O pai do homem abatido no sábado no aeroporto de Orly, perto de Paris, depois de ter atacado um militar foi libertado na noite de sábado e o irmão e o primo continuam detidos para interrogatório, foi hoje anunciado.

Segundo fontes judiciais, citadas pela Efe, os investigadores estão a tentar determinar as motivações do atacante identificado como Ziyed Ben Belgacem - de nacionalidade francesa e nascido em Paris - que depois de ter disparado contra uma agente num posto de controlo da polícia numa zona a norte de Paris se deslocou para a zona sul da capital até ao aeroporto de Orly.

Na fuga para o aeroporto, segundo o procurador de Paris, François Molins, Belgacem telefonou ao pai e ao irmão e disse-lhes: "Fiz um disparate, disparei contra uma polícia”.

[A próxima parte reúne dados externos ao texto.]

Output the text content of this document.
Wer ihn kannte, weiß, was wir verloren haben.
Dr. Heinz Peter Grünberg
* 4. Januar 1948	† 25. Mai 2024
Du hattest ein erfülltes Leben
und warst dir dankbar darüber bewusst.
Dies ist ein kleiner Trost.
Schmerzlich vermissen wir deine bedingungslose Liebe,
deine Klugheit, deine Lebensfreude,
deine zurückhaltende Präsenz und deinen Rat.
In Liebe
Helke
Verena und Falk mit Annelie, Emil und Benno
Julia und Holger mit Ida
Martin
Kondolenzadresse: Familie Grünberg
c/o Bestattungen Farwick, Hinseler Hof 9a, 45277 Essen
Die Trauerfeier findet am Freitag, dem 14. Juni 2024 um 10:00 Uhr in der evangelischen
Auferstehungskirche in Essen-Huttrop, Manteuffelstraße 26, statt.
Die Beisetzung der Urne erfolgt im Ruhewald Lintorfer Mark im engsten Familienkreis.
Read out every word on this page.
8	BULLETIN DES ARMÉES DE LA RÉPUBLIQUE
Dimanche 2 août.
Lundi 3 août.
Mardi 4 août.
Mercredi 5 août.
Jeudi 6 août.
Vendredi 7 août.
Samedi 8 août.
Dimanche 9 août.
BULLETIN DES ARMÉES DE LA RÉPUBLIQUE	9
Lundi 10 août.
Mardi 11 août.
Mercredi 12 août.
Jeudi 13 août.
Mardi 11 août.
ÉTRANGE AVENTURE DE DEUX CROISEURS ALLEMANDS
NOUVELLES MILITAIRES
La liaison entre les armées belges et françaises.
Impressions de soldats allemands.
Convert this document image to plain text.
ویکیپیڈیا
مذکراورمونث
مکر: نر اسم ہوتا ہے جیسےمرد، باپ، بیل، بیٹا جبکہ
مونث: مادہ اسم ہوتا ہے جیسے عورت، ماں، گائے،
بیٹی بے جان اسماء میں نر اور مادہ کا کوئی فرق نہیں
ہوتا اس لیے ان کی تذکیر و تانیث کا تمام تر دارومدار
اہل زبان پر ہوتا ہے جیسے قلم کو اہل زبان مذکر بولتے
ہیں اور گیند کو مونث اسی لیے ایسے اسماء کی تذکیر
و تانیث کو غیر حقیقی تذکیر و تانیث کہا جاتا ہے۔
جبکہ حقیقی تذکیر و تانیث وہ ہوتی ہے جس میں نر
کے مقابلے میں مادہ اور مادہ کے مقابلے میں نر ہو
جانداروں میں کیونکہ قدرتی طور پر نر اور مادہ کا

Ao final do dia, em conferência de imprensa, o procurador afirmou ainda que o homem, de 39 anos, tinha consigo uma arma e uma mochila com gasolina.

Molin acrescentou que o homem usou a arma para abrir fogo num café durante a fuga à polícia, a mesma que utilizou para roubar o carro que o levou até ao aeroporto.

O agressor terá agarrado uma agente, que serviu como escudo para o proteger de outros militares durante dois minutos, antes de ter sido abatido com três tiros.

Ziyed Belgacem tinha consigo, ainda, cocaína, um exemplar do Corão – o livro sagrado do Islão -, 750 euros em dinheiro, um maço de cigarros e um isqueiro.